PII Detection Config

pii_detection:
  detector_url: http://localhost:5002
  phone_regions: []
  score_threshold: 0.7
  entities:
    - PERSON
    - LOCATION
    - EMAIL_ADDRESS
    - PHONE_NUMBER
    - CREDIT_CARD
    - IBAN_CODE
    - IP_ADDRESS
    - VAT_CODE

Options

Option	Default	Description
`detector_url`	`http://localhost:5002`	Detector `/analyze` URL
`phone_regions`	`[]`	Optional regions for national-format phone numbers
`score_threshold`	`0.7`	Minimum confidence floor for the neural labels PERSON and LOCATION (0.0-1.0). Checksum-validated identifiers always score `1.0` and are unaffected
`entities`	See below	Entity types to return

Phone Regions

Detection is multilingual and language-agnostic. Names and places use one model. Structured identifiers use format or checksum checks. Phone numbers are + international-only by default. Add phone_regions only when you need local formats.

pii_detection:
  phone_regions:
    - US
    - GB
    - DE
    - IT
    - IN

Keep the list focused.

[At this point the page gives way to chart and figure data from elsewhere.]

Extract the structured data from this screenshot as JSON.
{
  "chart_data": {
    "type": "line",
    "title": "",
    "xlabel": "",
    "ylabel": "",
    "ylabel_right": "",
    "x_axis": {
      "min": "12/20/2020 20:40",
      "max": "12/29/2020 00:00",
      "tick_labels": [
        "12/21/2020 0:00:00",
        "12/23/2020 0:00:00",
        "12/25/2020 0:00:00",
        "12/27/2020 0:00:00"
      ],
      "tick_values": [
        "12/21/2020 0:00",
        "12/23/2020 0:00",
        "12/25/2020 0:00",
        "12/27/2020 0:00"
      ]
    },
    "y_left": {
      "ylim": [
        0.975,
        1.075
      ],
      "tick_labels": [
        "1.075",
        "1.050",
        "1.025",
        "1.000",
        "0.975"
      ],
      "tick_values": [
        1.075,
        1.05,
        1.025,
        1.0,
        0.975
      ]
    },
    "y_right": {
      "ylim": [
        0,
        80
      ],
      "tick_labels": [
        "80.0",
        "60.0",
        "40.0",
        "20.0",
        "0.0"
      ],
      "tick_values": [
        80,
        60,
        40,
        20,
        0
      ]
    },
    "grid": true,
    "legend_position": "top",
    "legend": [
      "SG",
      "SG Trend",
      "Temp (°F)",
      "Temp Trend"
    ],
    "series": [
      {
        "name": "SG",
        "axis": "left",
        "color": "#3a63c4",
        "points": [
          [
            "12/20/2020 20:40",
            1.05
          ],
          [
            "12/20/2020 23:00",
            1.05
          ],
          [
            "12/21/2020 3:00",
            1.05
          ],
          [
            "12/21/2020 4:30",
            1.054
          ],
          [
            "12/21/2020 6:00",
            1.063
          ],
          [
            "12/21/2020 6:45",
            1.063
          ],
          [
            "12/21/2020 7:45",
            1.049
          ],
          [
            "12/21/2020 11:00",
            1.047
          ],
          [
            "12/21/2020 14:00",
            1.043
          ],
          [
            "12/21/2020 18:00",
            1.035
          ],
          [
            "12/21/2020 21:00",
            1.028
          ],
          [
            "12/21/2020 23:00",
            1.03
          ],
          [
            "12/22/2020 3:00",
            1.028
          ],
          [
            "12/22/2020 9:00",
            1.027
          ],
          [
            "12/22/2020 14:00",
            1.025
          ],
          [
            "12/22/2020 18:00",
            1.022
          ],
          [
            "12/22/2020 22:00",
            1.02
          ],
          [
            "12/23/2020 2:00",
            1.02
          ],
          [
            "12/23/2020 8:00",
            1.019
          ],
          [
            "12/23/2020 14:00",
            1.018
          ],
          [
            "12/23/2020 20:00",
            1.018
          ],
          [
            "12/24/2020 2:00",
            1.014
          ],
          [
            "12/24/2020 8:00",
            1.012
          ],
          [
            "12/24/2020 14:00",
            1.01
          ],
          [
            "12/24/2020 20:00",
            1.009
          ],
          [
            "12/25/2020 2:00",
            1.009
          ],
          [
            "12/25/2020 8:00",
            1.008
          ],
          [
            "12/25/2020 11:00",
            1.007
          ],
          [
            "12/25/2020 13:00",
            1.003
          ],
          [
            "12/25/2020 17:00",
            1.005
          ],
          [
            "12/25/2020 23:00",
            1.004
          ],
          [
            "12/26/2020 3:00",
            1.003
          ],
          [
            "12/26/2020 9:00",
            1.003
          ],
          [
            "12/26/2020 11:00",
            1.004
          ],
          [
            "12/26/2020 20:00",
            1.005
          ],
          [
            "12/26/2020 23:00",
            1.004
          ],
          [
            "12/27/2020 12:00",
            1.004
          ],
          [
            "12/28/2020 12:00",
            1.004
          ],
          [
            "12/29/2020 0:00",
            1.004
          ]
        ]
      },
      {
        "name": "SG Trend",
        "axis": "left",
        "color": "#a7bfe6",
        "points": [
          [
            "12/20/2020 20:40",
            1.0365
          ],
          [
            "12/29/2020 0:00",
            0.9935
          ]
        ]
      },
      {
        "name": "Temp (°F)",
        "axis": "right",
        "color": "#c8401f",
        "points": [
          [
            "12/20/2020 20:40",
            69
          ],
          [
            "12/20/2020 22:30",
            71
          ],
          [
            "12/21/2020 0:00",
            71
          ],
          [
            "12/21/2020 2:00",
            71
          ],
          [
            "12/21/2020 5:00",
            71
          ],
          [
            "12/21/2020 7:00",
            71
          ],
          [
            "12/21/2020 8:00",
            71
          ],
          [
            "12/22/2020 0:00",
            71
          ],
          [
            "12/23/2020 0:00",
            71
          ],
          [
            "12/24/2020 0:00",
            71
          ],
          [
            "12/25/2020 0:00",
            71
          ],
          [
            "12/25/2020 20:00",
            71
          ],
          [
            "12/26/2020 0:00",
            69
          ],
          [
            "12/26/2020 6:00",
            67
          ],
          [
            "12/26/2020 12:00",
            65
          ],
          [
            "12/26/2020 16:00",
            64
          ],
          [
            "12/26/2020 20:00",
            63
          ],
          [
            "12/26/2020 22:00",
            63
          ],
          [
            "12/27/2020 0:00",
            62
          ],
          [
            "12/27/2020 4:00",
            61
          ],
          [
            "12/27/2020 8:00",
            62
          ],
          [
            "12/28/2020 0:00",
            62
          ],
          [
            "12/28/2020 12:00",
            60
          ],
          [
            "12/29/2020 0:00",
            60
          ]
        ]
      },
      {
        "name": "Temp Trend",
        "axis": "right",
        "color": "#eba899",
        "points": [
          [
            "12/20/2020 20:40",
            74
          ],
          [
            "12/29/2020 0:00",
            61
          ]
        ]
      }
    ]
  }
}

More regions can mean more false positives on IDs and ticket numbers.

Entities

Entity	Examples
`PERSON`	Dr. Sarah Chen, John Smith
`LOCATION`	New York, München
`EMAIL_ADDRESS`	sarah.chen@hospital.org
`PHONE_NUMBER`	+49 171 1234567
`CREDIT_CARD`	4111 1111 1111 1111
`IBAN_CODE`	DE89 3704 0044 0532 0130 00
`IP_ADDRESS`	192.168.1.1
`VAT_CODE`	EU VAT number, e.g. `DE136695976`, `IT00743110157`, `FR40303265045`

Names and locations are multilingual. IBAN, credit card, email, IP, and + phone numbers work internationally. VAT_CODE requires a country prefix and is validated with python-stdnum.

Score Threshold

score_threshold raises the confidence floor for the tunable neural labels PERSON and LOCATION only. Higher = fewer false positives, might miss some PII; lower = catches more, more false positives.

pii_detection:
  score_threshold: 0.7  # Default, good balance
  # score_threshold: 0.5  # More aggressive
  # score_threshold: 0.9  # More conservative (PERSON/LOCATION)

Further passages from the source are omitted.